The simple answer is yes. If maintaining healthy, green turf is important to you, watering should become a part of your lawn maintenance. Typically, watering during the spring is unnecessary because Northeast Ohio gets plenty of rain. Once there are less than 1-1.5 inches of rainfall per week, you should start watering; this is normally mid-June but varies each year. You can find many sources on the internet that say you need to water your lawn all year round. While this is certainly beneficial, it isn’t necessary in our climate. You can still have a healthy lawn if you chose to limit your water usage and only water in the summertime when it is the hottest.

Grub damage can be noticed when brown spots appear in your lawn as in this picture.

How can a tuna can help?

People often struggle with how much and how often to water. It is best to water deeply once a week (or twice a week if it is unusually hot and dry). Using small amounts of water several times a week will not allow the grasses’ roots to grow deep into the ground. When they remain close to the surface, they have less access to water and will need constant irrigation to stay healthy.

Lawns typically need 1-1.5 inches of water per week. To make sure your lawn is getting enough water, place empty tuna cans in the areas you are watering and stop when they fill to 1-1.5 inches. (Alternatively, you can buy a permanent rain gauge to monitor precipitation or test your watering.)  This can take 15-30 minutes, depending on what you use to water. Once you establish how long this takes, that is how long you should water for 1-2 times a week. If you have an irrigation system, use this method to make sure it is correctly timed and evenly watering your turf.

What time should I water?

The earlier you water your lawn, the better. Afternoon watering is less efficient (and frankly, wasteful) because it is so hot that some water will evaporate in the mid-day sun before it even hits the roots of your grass. Early mornings provide a cool window for effective watering and adequate absorption. If you miss the early morning window, it is okay to water in the early evening as temperatures fall and the sun is less intense, but watering late at night can support fungus growth.
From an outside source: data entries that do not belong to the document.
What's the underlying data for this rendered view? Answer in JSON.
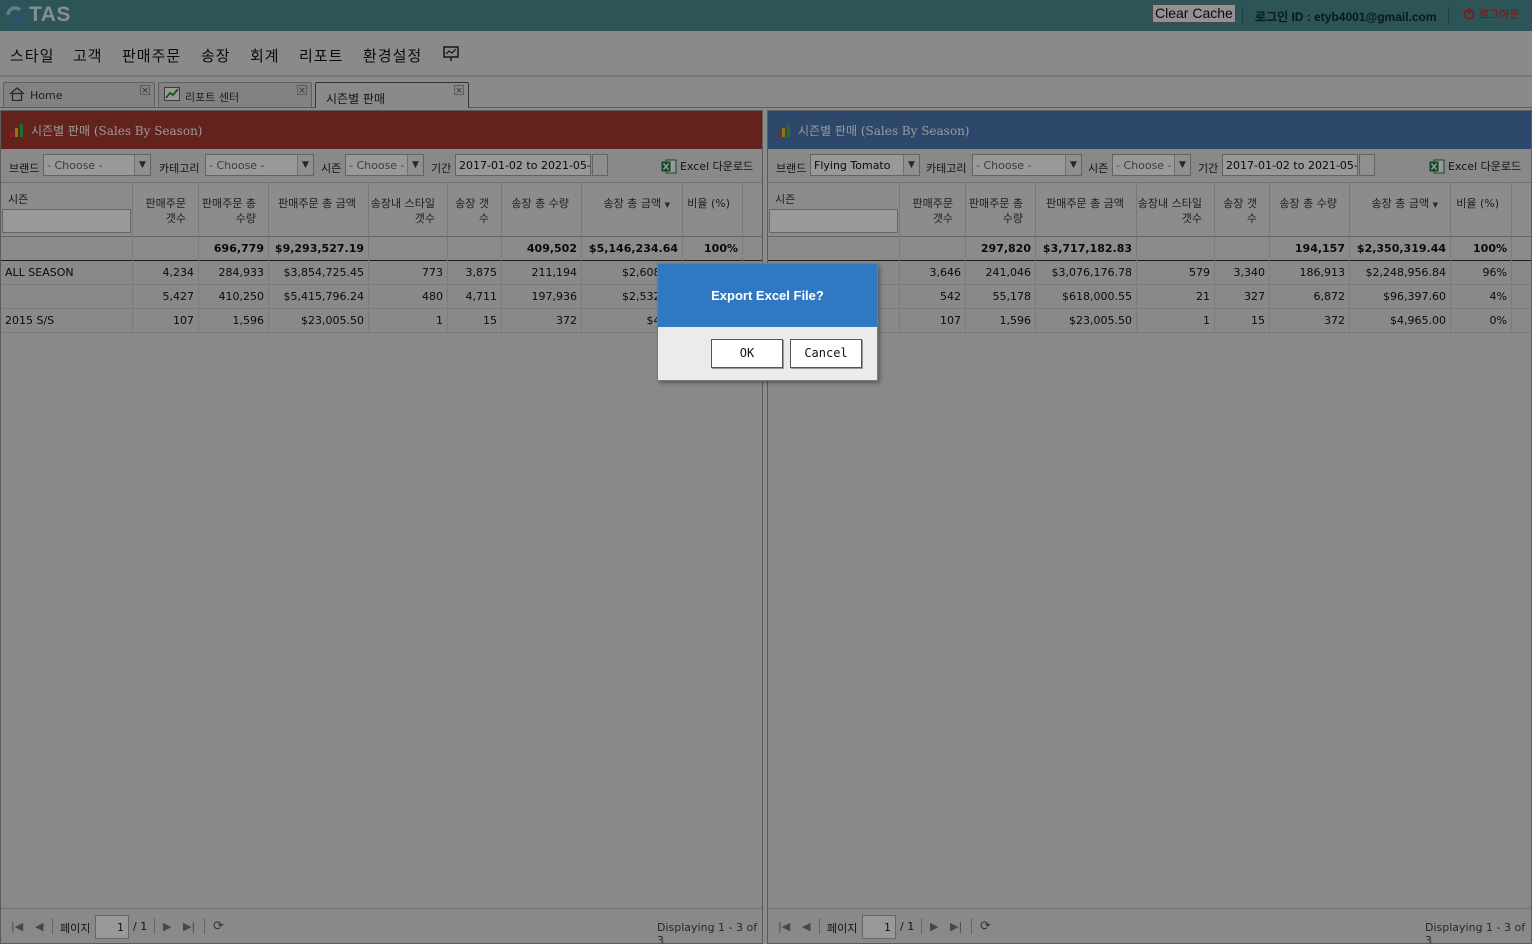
{
  "app": {
    "logo_text": "TAS",
    "clear_cache": "Clear Cache",
    "login_label": "로그인 ID : etyb4001@gmail.com",
    "logout": "로그아웃"
  },
  "menu": [
    "스타일",
    "고객",
    "판매주문",
    "송장",
    "회계",
    "리포트",
    "환경설정"
  ],
  "tabs": [
    {
      "label": "Home",
      "icon": "home-icon"
    },
    {
      "label": "리포트 센터",
      "icon": "chart-icon"
    },
    {
      "label": "시즌별 판매",
      "active": true
    }
  ],
  "colors": {
    "left_title": "#a63a2f",
    "right_title": "#4d79b4",
    "dialog_head": "#3079c2",
    "topbar": "#4c8d91"
  },
  "panels": [
    {
      "title": "시즌별 판매 (Sales By Season)",
      "brand_label": "브랜드",
      "brand_value": "- Choose -",
      "category_label": "카테고리",
      "category_value": "- Choose -",
      "season_label": "시즌",
      "season_value": "- Choose -",
      "period_label": "기간",
      "period_value": "2017-01-02 to 2021-05-30",
      "excel_label": "Excel 다운로드",
      "columns": [
        "시즌",
        "판매주문 갯수",
        "판매주문 총 수량",
        "판매주문 총 금액",
        "송장내 스타일갯수",
        "송장 갯수",
        "송장 총 수량",
        "송장 총 금액",
        "비율 (%)"
      ],
      "summary": [
        "",
        "",
        "696,779",
        "$9,293,527.19",
        "",
        "",
        "409,502",
        "$5,146,234.64",
        "100%"
      ],
      "rows": [
        [
          "ALL SEASON",
          "4,234",
          "284,933",
          "$3,854,725.45",
          "773",
          "3,875",
          "211,194",
          "$2,608,78",
          ""
        ],
        [
          "",
          "5,427",
          "410,250",
          "$5,415,796.24",
          "480",
          "4,711",
          "197,936",
          "$2,532,48",
          ""
        ],
        [
          "2015 S/S",
          "107",
          "1,596",
          "$23,005.50",
          "1",
          "15",
          "372",
          "$4,96",
          ""
        ]
      ],
      "pager": {
        "page_label": "페이지",
        "page": "1",
        "of": "/ 1",
        "display": "Displaying 1 - 3 of 3"
      }
    },
    {
      "title": "시즌별 판매 (Sales By Season)",
      "brand_label": "브랜드",
      "brand_value": "Flying Tomato",
      "category_label": "카테고리",
      "category_value": "- Choose -",
      "season_label": "시즌",
      "season_value": "- Choose -",
      "period_label": "기간",
      "period_value": "2017-01-02 to 2021-05-30",
      "excel_label": "Excel 다운로드",
      "columns": [
        "시즌",
        "판매주문 갯수",
        "판매주문 총 수량",
        "판매주문 총 금액",
        "송장내 스타일갯수",
        "송장 갯수",
        "송장 총 수량",
        "송장 총 금액",
        "비율 (%)"
      ],
      "summary": [
        "",
        "",
        "297,820",
        "$3,717,182.83",
        "",
        "",
        "194,157",
        "$2,350,319.44",
        "100%"
      ],
      "rows": [
        [
          "",
          "3,646",
          "241,046",
          "$3,076,176.78",
          "579",
          "3,340",
          "186,913",
          "$2,248,956.84",
          "96%"
        ],
        [
          "",
          "542",
          "55,178",
          "$618,000.55",
          "21",
          "327",
          "6,872",
          "$96,397.60",
          "4%"
        ],
        [
          "",
          "107",
          "1,596",
          "$23,005.50",
          "1",
          "15",
          "372",
          "$4,965.00",
          "0%"
        ]
      ],
      "pager": {
        "page_label": "페이지",
        "page": "1",
        "of": "/ 1",
        "display": "Displaying 1 - 3 of 3"
      }
    }
  ],
  "dialog": {
    "message": "Export Excel File?",
    "ok": "OK",
    "cancel": "Cancel"
  }
}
Is it possible to overwater my lawn?

Although overwatering your lawn is possible, you shouldn’t have to worry about it if you follow the steps in this post. Too much water can drown the roots of your grass and contribute to root rot, fungal growth, and more weeds. You might also notice your lawn yellowing or accumulating thatch. If this occurs, implement the tuna can test once more to monitor and adjust your watering. If the problems don’t go away on their own, consider lawn aeration and de-thatching.


The Bottom Line

Your lawn needs at least 1-1.5 inches of water per week. If it is not getting this water via precipitation, it needs to be watered. Place empty tuna cans around your yard and note how long it takes to accumulate 1-1.5 inches in the can. This is how long you should water once a week (or twice if it is unusually hot and dry.) Water in the early morning for best results.